Il nostro è un paese meraviglioso

La - infinita - lettera di Veltroni al Corriere è una ricetta perfetta, adatta a tutte le stagioni, buona per tutti i gusti, sostenibile per tutte le tasche.
Un po' di acqua di mare, un po' di uva piemontese, un po' di rimpianto che ti ricorda l'infanzia anche se non era la tua, farina profumata macinata a mano, un po' di belle parole civili e democratiche, orgoglio e patriottismo da bancarella piena di libri, un po' di spazio lasciato agli amici, giusto così, una lacrimuccia.
Un piatto coreografico, mise en place da oooh, che ci mangi in cento e non si consuma mai, miracolo da moltiplicazione cristiana. Fino a che ti accorgi che la tua pancia è vuota e per di più ti ha scatenato una fame rabbiosa.
Da Walter, cucina veltroniana.
Ma anche no.

6 commenti:

Damiano ha detto...

"Chiunque alzi gli occhi nella Cappella Palatina di Palermo o nella galleria di Diana di Venaria Reale non può non sentire tutto intero l'orgoglio di essere figlio di questo Paese e della sua straordinaria e travagliata storia"

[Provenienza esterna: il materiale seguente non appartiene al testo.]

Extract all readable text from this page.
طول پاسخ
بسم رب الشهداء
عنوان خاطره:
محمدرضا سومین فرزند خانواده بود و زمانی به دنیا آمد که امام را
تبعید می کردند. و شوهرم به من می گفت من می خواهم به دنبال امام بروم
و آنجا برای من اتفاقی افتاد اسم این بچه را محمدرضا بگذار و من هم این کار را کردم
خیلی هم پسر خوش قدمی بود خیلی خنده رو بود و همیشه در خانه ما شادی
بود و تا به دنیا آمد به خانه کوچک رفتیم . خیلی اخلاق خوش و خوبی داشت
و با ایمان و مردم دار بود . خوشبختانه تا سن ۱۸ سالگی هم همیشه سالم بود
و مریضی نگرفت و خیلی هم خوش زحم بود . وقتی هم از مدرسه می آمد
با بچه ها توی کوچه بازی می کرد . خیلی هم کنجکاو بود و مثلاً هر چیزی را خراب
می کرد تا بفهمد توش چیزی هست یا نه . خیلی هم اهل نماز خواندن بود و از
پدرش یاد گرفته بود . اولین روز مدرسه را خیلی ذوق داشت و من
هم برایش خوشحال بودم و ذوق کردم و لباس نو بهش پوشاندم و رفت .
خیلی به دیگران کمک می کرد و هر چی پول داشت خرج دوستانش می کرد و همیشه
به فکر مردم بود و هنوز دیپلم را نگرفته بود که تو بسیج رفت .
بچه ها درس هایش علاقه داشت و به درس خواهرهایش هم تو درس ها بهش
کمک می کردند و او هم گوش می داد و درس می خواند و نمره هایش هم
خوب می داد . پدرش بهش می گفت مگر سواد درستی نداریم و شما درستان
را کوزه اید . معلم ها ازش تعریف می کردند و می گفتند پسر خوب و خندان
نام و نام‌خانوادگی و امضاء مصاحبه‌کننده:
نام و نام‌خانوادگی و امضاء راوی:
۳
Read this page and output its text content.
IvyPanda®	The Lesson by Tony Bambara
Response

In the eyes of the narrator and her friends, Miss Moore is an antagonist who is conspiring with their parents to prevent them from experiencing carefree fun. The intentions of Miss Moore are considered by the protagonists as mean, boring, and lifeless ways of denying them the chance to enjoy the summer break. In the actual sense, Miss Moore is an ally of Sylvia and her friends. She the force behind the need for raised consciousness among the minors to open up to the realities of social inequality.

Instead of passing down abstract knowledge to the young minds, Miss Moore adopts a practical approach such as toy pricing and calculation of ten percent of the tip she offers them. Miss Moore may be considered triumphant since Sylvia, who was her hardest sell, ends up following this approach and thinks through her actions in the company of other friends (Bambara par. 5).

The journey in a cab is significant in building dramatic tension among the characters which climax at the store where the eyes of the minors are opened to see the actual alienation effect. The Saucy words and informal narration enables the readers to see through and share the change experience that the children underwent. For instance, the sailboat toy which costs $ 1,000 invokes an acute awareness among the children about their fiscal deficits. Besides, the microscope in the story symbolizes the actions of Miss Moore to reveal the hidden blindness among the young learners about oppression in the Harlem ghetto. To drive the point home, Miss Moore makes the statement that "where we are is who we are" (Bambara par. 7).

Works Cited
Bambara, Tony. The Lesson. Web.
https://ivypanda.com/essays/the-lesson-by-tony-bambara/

Chissà perchè proprio Palermo e Venaria Reale... magari adesso alle pro loco abruzzesi o marchigiane o umbre gli girano i coglioni che Veltroni nell'elenco non gli ha messo della roba loro. Chessò, una pieve, un maniero coi corvi che girano, un eremo del santo (quelli non mancano mai). Invece niente.

Mica come Berlusconi, che il centro ha ricominciato a piacergli (per votare il processo breve).

elena petulia ha detto...

No comment. Devo dimenticarmi che la politica è una cosa che mi piace.

Anonimo ha detto...

Vogliono curare l'epidemia di peste con i rimedi contro il malocchio...

Il geniale Massimo e il rubro (In)Fausto dovrebbero, pubblicamente, gettarsi da un ponte per tutte le parole, le opere, ma soprattutto le omissioni con le quali hanno condannato a morte questo povero Paese.
Rigus

elena petulia ha detto...

Non sai quanto sono d'accordo. E non hanno, soprattutto uno, ancora finito.

Arimortis ha detto...

se avesse scritto cosa non ha fatto invece di quello che farebbe, magari ci credevo. poi scrivere su un giornale piedo di piduisti non é che aiuti.
ma che vada a new york a fare lo snob, si porti dietro i suoi compari e ci resti.

Anonimo ha detto...

a parte che doveva andare in africa da alquanto tempo. Sembra un temino da prima liceo.